The Ferguson Lie is an appeal to our sense of fairness and transparency.  We were played.  McCulloch’s lengthy spiel before announcing “no true bill” was to spread the lie.  To the ear of the media, McCulloch’s pitch was appealing; the grand jury heard all the evidence.  The grand jury transcript will be disclosed to provide complete transparency.  Witnesses lied to the media, but the grand jury heard the truth. The grand jury saw the hard evidence. Nine whites and three blacks, so no one would think that the grand jury was denied the voice of people of color, sat on the grand jury, which met for 25 sessions and more than 70 hours of testimony.

The grand jury did the dirty work that America needed done.  The grand jury has spoken.

This is the lie.

The description of what happened with the grand jury, how it heard all the evidence, how it will be transparent, is intended to appease our innate sense of fairness. Americans love things that appear fair, even if we don’t quite understand what actual fairness means. This sounds as if it was done as well, as fairly, as it could possibly be done.  But it’s a lie.
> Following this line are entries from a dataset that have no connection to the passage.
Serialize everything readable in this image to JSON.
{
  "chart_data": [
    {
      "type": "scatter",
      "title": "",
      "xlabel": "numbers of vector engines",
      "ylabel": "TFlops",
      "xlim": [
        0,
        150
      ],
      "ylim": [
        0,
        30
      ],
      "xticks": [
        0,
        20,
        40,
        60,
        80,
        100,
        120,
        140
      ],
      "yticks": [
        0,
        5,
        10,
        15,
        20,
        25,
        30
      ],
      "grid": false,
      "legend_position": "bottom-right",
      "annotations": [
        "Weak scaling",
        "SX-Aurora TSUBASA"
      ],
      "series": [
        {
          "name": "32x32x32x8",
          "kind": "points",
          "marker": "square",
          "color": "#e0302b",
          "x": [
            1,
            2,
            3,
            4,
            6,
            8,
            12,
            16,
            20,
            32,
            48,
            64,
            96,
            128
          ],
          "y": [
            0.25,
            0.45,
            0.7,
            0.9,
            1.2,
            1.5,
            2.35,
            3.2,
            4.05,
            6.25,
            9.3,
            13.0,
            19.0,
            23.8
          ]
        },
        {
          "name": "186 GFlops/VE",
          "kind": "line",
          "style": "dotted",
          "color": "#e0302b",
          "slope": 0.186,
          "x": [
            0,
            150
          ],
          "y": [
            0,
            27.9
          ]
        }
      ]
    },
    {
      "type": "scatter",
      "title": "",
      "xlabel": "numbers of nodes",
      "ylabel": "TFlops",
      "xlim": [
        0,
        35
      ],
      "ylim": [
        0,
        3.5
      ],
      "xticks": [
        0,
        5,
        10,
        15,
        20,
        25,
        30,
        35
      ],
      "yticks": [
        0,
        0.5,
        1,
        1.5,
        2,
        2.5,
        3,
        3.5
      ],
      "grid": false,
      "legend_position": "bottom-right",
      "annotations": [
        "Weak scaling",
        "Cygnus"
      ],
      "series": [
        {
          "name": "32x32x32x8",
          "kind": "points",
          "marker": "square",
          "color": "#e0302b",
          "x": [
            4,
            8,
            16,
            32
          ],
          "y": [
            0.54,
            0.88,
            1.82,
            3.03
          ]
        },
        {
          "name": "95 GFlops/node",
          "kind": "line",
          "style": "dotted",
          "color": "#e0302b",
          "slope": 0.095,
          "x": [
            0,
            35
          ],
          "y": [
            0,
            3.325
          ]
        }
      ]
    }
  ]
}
“All the evidence” is a phrase that applies to a trial.  A trial is a procedure that happens in an open courtroom, where adversaries zealously present their case and challenge the other side’s case.  It is transparent because we can watch it unfold, develop, happen before our eyes. We hear the questions and answers, the objections and rulings. We hear the request to admit evidence and the voir dire and challenge to its admission.  We hear the opening arguments and summations.

McCulloch put on a play in Ferguson.  His press conference announcing the foregone conclusion was remarkably in many ways, not the least of which was how he sold the argument for “no true bill” rather than the position he, as prosecutor, was duty-bound to champion.  The man charged with prosecuting killers argued the case for not indicting Wilson.
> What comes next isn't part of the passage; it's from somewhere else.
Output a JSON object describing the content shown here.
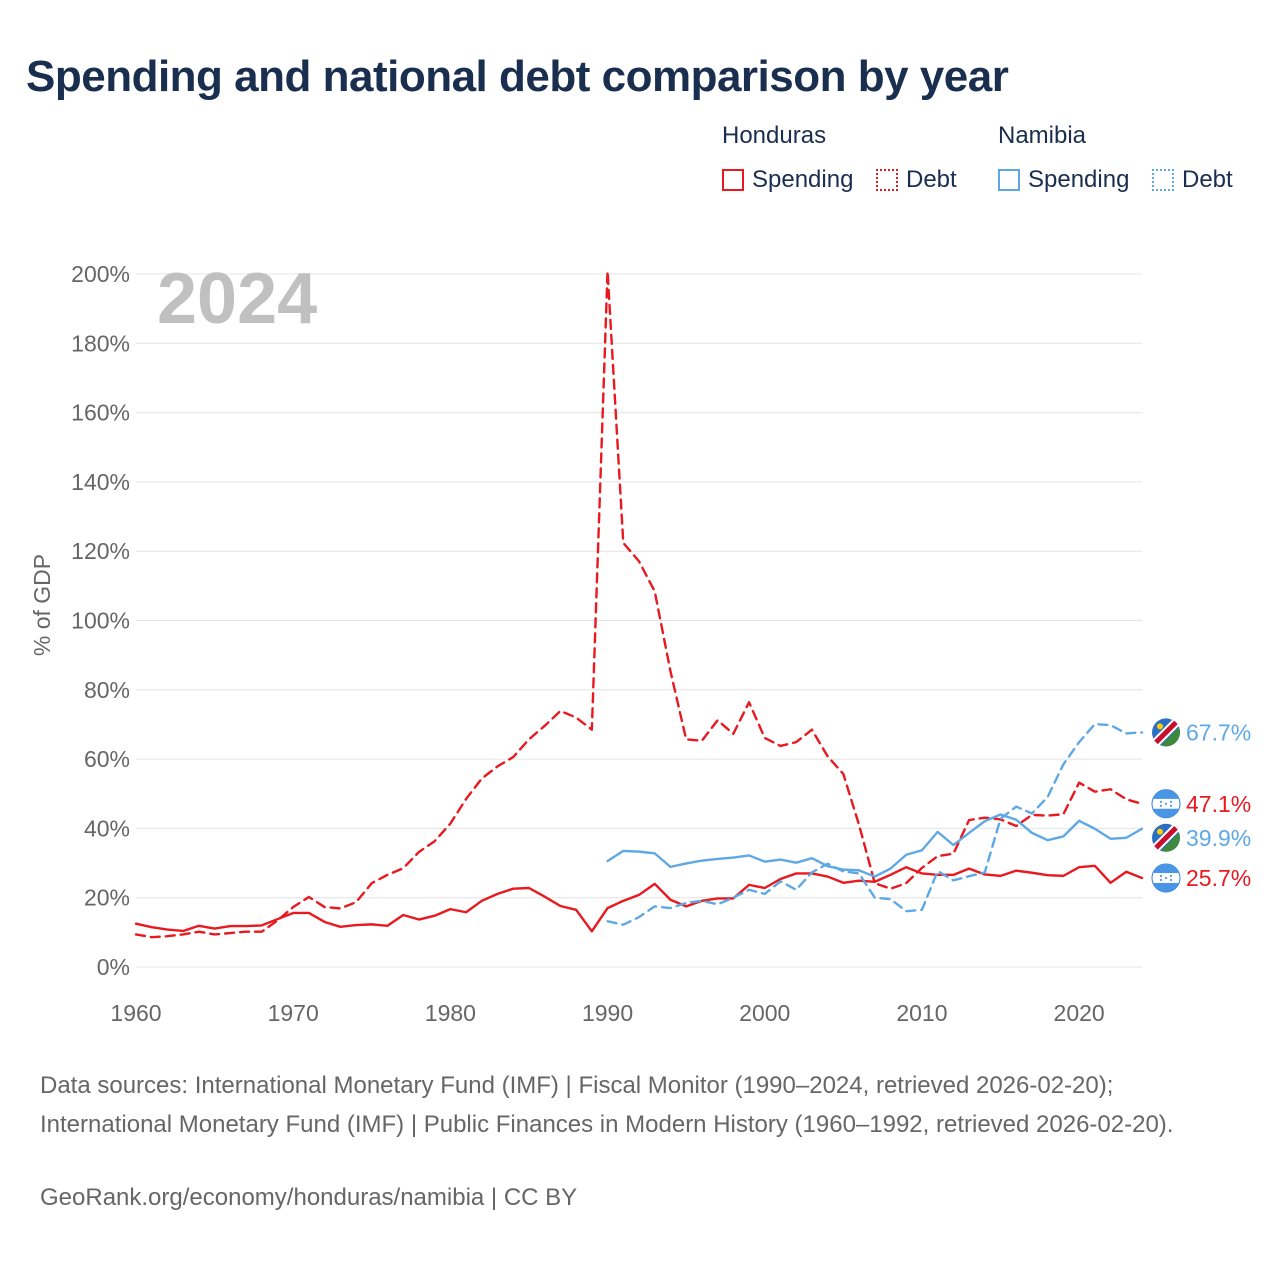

McCulloch didn’t have to go to the grand jury at all. He could have prosecuted Wilson by fiat had he wanted to do so.  He did not.  He was not going to be the person who charged Wilson with any variation of homicide.  But in deciding to take the case to the grand jury, the lie was born.

Links to the Evidence Heard By the Ferguson Grand Jury

When you review the evidence in the link above, remember, this evidence was allowed to go unchallenged by other evidence.  The important evidence is the evidence that was NOT introduced because this was not an adversarial proceeding.

Student Loan Debt Explodes

Executive Order on Immigration: The  33-page legal memorandum by the Justice Department’s Office of Legal Counsel (OLC) concludef that the president’s policy is “a permissible exercise of [the Department of Homeland Security’s] discretion to enforce the immigration laws.”